Local in this repository root:
```console
foo@bar:~# pip install -e .
```

# Example
```console
foo@bar:~# /usr/local/bin/pagecache --help
usage: pagecache [-h] [--tmp-dir TMP_DIR]
                 [--interval-seconds INTERVAL_SECONDS]
                 [--max-time-window-seconds MAX_TIME_WINDOW_SECONDS]
                 [--daemon] [--send-metrics-to-dogstatsd]
                 [--log-level {INFO,WARNING,DEBUG}] [--log-file LOG_FILE]

PageCache TTL

optional arguments:
  -h, --help            show this help message and exit
  --tmp-dir TMP_DIR     Sets the tmp directory wher ehte program stores the
                        tracking dummy files.
  --interval-seconds INTERVAL_SECONDS
                        Sets the interval to check oldest cached sample (in
                        seconds)
  --max-time-window-seconds MAX_TIME_WINDOW_SECONDS
                        Sets the maximum time to check keep track of page
                        cache (in seconds)
  --daemon              Execute the program in daemon mode.
  --send-metrics-to-dogstatsd
                        Send metrics to local DogStatsD
                        https://docs.datadoghq.com/developers/dogstatsd/
  --log-level {INFO,WARNING,DEBUG}
                        Sets the debug level
  --log-file LOG_FILE   Sets the tmp directory wher ehte program stores the
                        tracking dummy files.
```


# Real life example
Kafka is a perfect example, we see in “real time” 

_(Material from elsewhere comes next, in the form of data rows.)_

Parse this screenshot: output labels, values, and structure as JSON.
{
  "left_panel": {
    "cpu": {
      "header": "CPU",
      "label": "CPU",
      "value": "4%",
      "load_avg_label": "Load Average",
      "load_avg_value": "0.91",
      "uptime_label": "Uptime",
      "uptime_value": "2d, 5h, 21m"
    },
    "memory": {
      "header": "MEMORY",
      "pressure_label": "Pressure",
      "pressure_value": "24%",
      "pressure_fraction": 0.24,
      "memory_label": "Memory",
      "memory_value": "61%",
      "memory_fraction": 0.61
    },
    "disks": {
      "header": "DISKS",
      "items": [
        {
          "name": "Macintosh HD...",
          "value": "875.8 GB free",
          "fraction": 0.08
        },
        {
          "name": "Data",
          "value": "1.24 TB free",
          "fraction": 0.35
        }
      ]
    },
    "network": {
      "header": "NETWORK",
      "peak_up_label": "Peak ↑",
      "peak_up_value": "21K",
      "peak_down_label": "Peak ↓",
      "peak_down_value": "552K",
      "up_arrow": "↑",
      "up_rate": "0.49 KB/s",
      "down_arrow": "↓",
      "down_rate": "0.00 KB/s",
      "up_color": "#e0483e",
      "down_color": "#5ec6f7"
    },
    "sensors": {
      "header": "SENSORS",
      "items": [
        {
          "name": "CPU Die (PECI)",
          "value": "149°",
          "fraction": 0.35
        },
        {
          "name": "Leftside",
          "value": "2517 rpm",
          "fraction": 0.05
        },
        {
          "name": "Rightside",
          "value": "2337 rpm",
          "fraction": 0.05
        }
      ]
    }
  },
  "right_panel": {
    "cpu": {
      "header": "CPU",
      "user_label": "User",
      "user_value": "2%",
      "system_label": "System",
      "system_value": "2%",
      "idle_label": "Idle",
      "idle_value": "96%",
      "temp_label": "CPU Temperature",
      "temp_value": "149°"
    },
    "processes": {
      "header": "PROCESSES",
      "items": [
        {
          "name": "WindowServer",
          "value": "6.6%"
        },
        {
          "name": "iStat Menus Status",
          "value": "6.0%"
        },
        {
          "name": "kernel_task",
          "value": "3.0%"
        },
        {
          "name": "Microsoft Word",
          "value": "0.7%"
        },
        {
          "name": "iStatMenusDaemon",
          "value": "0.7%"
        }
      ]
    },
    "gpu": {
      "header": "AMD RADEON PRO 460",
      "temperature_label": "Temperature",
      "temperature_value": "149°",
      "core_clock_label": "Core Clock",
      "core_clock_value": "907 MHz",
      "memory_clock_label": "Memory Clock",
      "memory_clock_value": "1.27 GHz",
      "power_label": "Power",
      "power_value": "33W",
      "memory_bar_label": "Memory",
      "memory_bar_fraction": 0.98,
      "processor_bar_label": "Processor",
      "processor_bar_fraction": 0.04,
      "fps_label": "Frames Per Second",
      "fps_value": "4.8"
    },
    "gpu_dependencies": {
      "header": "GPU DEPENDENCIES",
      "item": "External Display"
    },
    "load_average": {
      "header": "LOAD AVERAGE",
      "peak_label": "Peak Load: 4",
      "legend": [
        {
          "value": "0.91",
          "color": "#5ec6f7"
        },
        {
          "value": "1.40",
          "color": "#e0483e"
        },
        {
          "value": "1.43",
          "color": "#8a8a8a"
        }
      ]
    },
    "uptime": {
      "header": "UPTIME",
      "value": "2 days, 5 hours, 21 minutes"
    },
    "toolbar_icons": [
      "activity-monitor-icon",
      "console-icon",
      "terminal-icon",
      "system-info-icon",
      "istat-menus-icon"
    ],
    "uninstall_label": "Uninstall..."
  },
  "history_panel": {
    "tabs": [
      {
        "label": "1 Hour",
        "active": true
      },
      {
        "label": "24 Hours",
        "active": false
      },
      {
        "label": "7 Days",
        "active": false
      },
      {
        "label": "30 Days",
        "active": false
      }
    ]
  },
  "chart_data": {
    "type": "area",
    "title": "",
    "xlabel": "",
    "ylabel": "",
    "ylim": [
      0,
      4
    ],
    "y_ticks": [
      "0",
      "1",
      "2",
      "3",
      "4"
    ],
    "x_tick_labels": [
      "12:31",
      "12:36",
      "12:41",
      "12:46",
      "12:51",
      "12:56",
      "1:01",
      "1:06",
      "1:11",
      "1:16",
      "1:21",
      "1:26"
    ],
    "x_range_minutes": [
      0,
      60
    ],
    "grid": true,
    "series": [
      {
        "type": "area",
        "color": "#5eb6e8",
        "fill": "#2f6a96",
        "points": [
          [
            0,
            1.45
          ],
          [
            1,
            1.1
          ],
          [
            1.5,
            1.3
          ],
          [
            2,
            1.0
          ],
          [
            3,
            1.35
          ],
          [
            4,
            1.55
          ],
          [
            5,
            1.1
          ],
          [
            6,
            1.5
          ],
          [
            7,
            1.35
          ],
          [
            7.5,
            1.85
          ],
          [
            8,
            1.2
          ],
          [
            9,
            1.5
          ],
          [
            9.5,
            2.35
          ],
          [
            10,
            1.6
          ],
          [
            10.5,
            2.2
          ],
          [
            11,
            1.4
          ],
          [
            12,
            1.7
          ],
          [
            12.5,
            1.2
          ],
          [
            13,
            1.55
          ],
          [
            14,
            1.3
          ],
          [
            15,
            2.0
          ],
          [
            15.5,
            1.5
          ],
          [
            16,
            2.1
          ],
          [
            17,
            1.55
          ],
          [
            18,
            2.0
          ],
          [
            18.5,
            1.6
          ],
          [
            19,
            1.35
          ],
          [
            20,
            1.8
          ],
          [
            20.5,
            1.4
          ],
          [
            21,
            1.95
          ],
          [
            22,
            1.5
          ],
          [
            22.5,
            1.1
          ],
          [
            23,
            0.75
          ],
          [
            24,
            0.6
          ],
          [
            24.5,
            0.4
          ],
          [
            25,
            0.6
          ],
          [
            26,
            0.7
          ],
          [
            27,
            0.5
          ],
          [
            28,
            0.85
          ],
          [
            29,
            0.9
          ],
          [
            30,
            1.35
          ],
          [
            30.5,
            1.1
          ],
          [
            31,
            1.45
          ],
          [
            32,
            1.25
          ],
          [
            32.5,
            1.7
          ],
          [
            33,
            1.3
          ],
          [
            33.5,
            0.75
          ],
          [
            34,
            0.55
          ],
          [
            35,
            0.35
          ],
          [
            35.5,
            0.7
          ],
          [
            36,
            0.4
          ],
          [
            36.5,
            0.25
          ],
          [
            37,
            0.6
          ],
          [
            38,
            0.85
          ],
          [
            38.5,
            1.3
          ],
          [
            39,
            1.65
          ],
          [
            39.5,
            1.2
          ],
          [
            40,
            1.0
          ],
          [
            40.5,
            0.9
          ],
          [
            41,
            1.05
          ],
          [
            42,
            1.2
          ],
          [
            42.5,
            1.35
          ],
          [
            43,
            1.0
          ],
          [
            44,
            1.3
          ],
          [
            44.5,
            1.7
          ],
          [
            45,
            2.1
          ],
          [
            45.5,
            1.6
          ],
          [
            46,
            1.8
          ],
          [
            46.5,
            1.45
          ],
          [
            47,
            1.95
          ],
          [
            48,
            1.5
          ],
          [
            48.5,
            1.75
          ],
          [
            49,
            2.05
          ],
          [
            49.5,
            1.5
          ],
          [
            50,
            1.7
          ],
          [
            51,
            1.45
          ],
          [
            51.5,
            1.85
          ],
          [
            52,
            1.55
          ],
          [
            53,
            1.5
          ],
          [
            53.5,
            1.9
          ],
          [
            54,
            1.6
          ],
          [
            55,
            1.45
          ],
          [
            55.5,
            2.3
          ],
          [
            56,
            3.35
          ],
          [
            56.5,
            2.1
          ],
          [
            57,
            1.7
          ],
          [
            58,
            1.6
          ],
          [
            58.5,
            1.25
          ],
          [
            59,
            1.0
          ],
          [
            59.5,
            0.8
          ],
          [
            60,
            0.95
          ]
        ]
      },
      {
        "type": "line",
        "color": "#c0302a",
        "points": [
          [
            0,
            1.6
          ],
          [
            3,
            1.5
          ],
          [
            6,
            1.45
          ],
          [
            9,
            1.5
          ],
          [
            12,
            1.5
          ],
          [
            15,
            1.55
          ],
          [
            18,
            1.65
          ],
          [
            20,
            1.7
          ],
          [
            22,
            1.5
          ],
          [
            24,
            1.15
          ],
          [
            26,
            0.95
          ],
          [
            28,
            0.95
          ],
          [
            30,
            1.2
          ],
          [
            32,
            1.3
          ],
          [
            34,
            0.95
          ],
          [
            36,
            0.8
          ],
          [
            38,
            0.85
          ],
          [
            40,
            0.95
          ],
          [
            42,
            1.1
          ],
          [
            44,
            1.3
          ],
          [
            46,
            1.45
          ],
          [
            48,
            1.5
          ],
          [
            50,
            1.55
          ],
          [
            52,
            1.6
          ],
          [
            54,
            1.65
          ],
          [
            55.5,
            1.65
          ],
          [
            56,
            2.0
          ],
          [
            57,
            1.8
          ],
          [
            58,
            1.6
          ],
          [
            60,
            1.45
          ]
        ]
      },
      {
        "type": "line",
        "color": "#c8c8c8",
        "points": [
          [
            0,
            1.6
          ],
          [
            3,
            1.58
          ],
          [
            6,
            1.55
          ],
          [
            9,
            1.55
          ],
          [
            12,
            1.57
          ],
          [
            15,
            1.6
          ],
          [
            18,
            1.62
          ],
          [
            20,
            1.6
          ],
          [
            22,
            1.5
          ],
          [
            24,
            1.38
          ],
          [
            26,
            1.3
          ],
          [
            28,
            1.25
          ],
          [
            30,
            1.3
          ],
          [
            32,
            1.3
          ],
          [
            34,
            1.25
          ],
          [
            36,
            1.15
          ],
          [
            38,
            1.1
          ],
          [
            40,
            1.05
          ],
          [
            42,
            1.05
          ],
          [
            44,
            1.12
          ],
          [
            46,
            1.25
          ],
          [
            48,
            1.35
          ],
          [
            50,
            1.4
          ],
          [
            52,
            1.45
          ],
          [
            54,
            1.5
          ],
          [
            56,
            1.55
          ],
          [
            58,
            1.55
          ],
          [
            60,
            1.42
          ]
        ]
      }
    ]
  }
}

Kafka is a perfect one, This distributed system has several producers which are constantly writing new pages in memory, then there are several consumers which read the produced records. With this metric we will be able  to predict if consumers will read either from memory or disk knowing the consumer group lag.
Also with can dimension the servers based on the “time” in the total time the server is retaining of old produced records.